Acoustic Mapping and Imaging of Thoracic Sounds

Multichannel lung sound recording over the chest in the front and back has received much attention in the recent years due to its diagnostic potentials in a noninvasive manner. The conventional imaging systems for lungs are chest x-rays, CT, MRI that are well-established methods. The ultrasound method is fairly noninvasive; however, it has not been developed successfully due to the very high attenuation of high-frequency sounds at lung parenchyma.

Traditional auscultation by the stethoscope sounds much less reliable and valuable compared to the imaging methods mentioned above and also pulmonary function tests, pulmonary arteriography, radioisotope scanning, and biopsy of the lung that is used in some instances to make a definite diagnosis of the lung condition. However, auscultation remains as one of the most common devices used by physicians due to its simplicity, noninvasive manner, and availability. Indeed, in the situation of an acute respiratory distress in an emergency room, none of the above mentioned tests are likely to be used first. In such a situation, auscultation can be lifesaving.
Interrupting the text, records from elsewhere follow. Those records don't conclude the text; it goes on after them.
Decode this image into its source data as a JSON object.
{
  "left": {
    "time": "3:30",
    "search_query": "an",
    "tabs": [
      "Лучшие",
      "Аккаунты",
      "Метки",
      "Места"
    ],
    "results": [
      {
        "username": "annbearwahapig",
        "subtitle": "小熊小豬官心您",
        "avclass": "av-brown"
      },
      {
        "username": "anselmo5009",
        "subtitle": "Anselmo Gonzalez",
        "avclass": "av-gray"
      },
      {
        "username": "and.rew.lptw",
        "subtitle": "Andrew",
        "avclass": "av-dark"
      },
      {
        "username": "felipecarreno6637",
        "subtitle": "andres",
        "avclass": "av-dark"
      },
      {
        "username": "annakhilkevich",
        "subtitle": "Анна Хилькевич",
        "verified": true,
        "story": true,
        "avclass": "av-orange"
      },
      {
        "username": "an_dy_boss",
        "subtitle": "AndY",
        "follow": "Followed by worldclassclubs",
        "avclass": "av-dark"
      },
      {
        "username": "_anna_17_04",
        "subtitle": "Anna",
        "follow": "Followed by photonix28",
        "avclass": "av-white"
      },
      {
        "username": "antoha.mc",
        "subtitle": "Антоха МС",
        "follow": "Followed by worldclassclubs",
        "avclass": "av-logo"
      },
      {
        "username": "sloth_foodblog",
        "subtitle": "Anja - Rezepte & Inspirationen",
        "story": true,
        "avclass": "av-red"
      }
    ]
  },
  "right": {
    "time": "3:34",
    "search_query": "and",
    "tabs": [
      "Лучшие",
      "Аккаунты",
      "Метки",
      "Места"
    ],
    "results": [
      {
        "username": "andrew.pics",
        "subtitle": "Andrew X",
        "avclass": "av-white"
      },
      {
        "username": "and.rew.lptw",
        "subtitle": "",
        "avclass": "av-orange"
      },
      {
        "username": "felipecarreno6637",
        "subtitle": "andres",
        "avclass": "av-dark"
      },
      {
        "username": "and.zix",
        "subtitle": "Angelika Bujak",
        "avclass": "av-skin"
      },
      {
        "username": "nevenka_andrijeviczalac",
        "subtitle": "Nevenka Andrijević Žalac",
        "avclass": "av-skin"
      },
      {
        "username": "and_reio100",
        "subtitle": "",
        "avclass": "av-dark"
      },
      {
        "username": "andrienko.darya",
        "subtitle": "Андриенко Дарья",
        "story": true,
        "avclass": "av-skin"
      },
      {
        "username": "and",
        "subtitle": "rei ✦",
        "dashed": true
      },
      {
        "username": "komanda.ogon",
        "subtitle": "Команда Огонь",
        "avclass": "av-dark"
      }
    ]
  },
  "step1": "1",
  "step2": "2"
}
Physicians, when listening to the lung sounds of a patient with a respiratory disease, often listen to the sounds over a few locations of the patient's chest both in the front and back. In fact by doing so, they gather information about the sounds coming from different parts of the lung and subjectively try to remember the quality of the sound at every location and assess them together for symptomatic sounds. Therefore, it makes their job much easier if there is a simultaneous multisensor recording over the chest wall so that the sounds can be listened to repeatedly. Furthermore, one can analyze the sounds in the time-frequency domain and have an acoustic image of the lung.
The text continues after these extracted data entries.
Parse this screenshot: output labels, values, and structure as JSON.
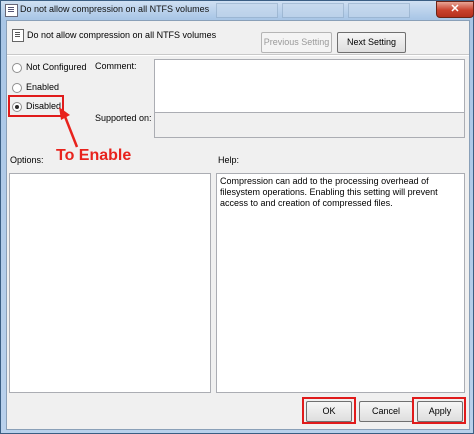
{
  "window": {
    "title": "Do not allow compression on all NTFS volumes",
    "close_glyph": "✕"
  },
  "header": {
    "setting_name": "Do not allow compression on all NTFS volumes",
    "previous_label": "Previous Setting",
    "next_label": "Next Setting"
  },
  "state": {
    "options": [
      {
        "label": "Not Configured",
        "selected": false
      },
      {
        "label": "Enabled",
        "selected": false
      },
      {
        "label": "Disabled",
        "selected": true
      }
    ]
  },
  "labels": {
    "comment": "Comment:",
    "supported_on": "Supported on:",
    "options": "Options:",
    "help": "Help:"
  },
  "comment_value": "",
  "supported_on_value": "",
  "help_text": "Compression can add to the processing overhead of filesystem operations.  Enabling this setting will prevent access to and creation of compressed files.",
  "annotation": {
    "text": "To Enable",
    "color": "#e8231d"
  },
  "footer": {
    "ok_label": "OK",
    "cancel_label": "Cancel",
    "apply_label": "Apply"
  },
  "colors": {
    "highlight": "#e01b1b",
    "window_frame": "#a9c6e6"
  },
  "icons": {
    "title": "policy-document-icon",
    "header": "policy-document-icon"
  }
}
One of the first attempts on this topic was the development of a 16 electronic stethoscopes in a backpad (Fig. 8.1) that can be comfortably placed behind the patient and have the simultaneous digital sounds over the back of the chest wall stored in a computer for further analysis [67]. Over the years, the same group developed a software accompanying the multi-stethoscope jacket to display the sounds at every location and automatically count the number

FIGURE 8.1: Backpad microphones. Adopted from [67] with permission

of symptomatic sounds such as crackles, strides, etc., as well as a three-dimensional (3D) image of the concentration of the symptomatic sounds over the chest so that the physician can detect the site affected by the disease objectively and also much faster.
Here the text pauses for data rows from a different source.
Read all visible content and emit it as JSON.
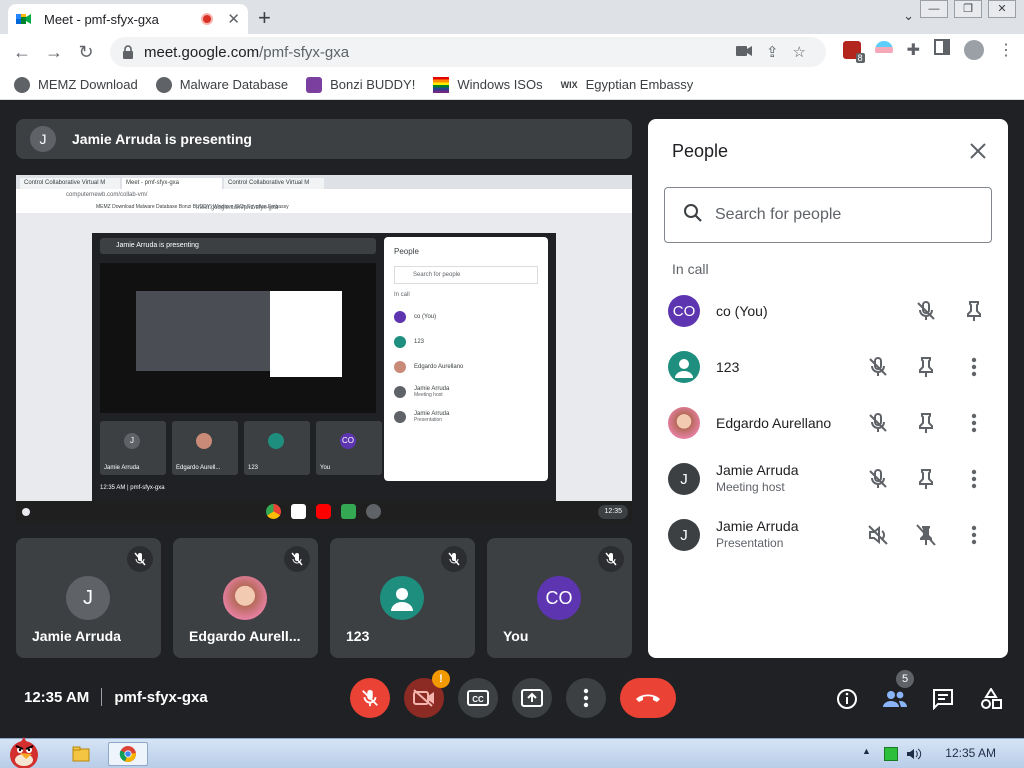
{
  "browser": {
    "tab_title": "Meet - pmf-sfyx-gxa",
    "url_host": "meet.google.com",
    "url_path": "/pmf-sfyx-gxa",
    "extension_badge": "8",
    "bookmarks": [
      "MEMZ Download",
      "Malware Database",
      "Bonzi BUDDY!",
      "Windows ISOs",
      "Egyptian Embassy"
    ]
  },
  "meet": {
    "presenting_avatar": "J",
    "presenting_text": "Jamie Arruda is presenting",
    "shared_screen": {
      "tabs": [
        "Control Collaborative Virtual M",
        "Meet - pmf-sfyx-gxa",
        "Control Collaborative Virtual M"
      ],
      "url": "computernewb.com/collab-vm/",
      "inner_url": "meet.google.com/pmf-sfyx-gxa",
      "bookmarks": "MEMZ Download   Malware Database   Bonzi BUDDY!   Windows ISOs   Egyptian Embassy",
      "presenting": "Jamie Arruda is presenting",
      "tiles": [
        "Jamie Arruda",
        "Edgardo Aurell...",
        "123",
        "You"
      ],
      "tile_avatars": [
        "J",
        "",
        "",
        "CO"
      ],
      "people_title": "People",
      "search": "Search for people",
      "in_call": "In call",
      "rows": [
        "co (You)",
        "123",
        "Edgardo Aurellano",
        "Jamie Arruda",
        "Jamie Arruda"
      ],
      "rows_sub": [
        "",
        "",
        "",
        "Meeting host",
        "Presentation"
      ],
      "bottom": "12:35 AM  |  pmf-sfyx-gxa",
      "shelf_time": "12:35"
    },
    "tiles": [
      {
        "name": "Jamie Arruda",
        "avatar": "J"
      },
      {
        "name": "Edgardo Aurell...",
        "avatar": ""
      },
      {
        "name": "123",
        "avatar": ""
      },
      {
        "name": "You",
        "avatar": "CO"
      }
    ],
    "people": {
      "title": "People",
      "search_placeholder": "Search for people",
      "section": "In call",
      "list": [
        {
          "name": "co (You)",
          "sub": "",
          "avatar": "CO"
        },
        {
          "name": "123",
          "sub": "",
          "avatar": ""
        },
        {
          "name": "Edgardo Aurellano",
          "sub": "",
          "avatar": ""
        },
        {
          "name": "Jamie Arruda",
          "sub": "Meeting host",
          "avatar": "J"
        },
        {
          "name": "Jamie Arruda",
          "sub": "Presentation",
          "avatar": "J"
        }
      ]
    },
    "time": "12:35 AM",
    "meeting_code": "pmf-sfyx-gxa",
    "camera_warning": "!",
    "people_count": "5"
  },
  "taskbar": {
    "clock": "12:35 AM"
  },
  "colors": {
    "meet_bg": "#202124",
    "tile_bg": "#3c4043",
    "red": "#ea4335",
    "co_avatar": "#5e35b1",
    "teal_avatar": "#1e8e7e"
  }
}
Using simultaneous multisensor recordings of thoracic sounds from the chest wall, an acoustic imaging of the chest has recently been investigated for detecting plausible different patterns between healthy individuals and patients [76]. In that study, a new method for acoustic imaging of the respiratory system was developed and evaluated by a physical model of the lung as well as experimental data on four subjects and one patient. The sound speed, sound wavelengths at the frequencies of diagnostic values, and the geometry of the lung were taken into consideration in developing a model for acoustic imaging to provide a spatial representation of the intrathoracic sounds as opposed to the mapping of sounds on the thoracic surface. The acoustic imaging model was developed based on the calculation of a 3D data array [76], sk(t -\xk - y | /c) = d,xk-y| x r (y, t)/ \xk - y |2 , where xk (k = 1, ... , M) are the positions of M microphones on the thoracic surface, sk (t) is the sound signal recorded at each microphone, y is the hypothetical source site, c is the sound speed, d is the uniform damping factor per unit length, and r (y, t) is the signal emitted by the hypothetical source (intrathoracic sound). Having the signals recorded by Mmicrophones, the resulted M equations can be solved by the least-squares fit to estimate r (y, t), the hypothetical source. Each equation takes into account the delay between the hypothetical source and microphone (the left-hand side of the equation) and the geometric and assumed uniform damping on the source signal (the right-hand side of the equation).

The above model was tested on two subjects with 8 microphones and two other subjects with 16 microphones and one patient (a 5-year-old child with severe pneumonia) as well as on a physical model of the human lung. The results were congruent with the hypotheses that inspiratory sounds are produced predominantly in the periphery of the lung, while the expiratory sounds are produced more centrally [76]. However, it should be noted that the model was tested and evaluated only on four healthy subjects and the results with one ofthese four subjects was not consistent with the other three in terms of the concentration of the sound source on the upper right anterior portion of the chest wall, though this could be due to the fact that the number of microphones was not the same for all the four healthy subjects and the images obtained by 8 microphones showed substantial differences with those obtained by 16 microphones. In conclusion, based on the resulted images provided in [76], it seems that at least 16 microphones are needed for a reliable acoustic imaging of the chest.

Although, as the authors in [76] state, the acoustic imaging method is unlikely to compete with the CT, x-ray, or MRI techniques in terms of the information that they provide, the results are encouraging as it opens a new diagnostic possibility that upon further improvement in sensor technology, hardware design, and advances in computer technology to reduce the computational cost of the algorithm, may become a routine monitoring technique before using the other conventional methods, due to its noninvasive nature.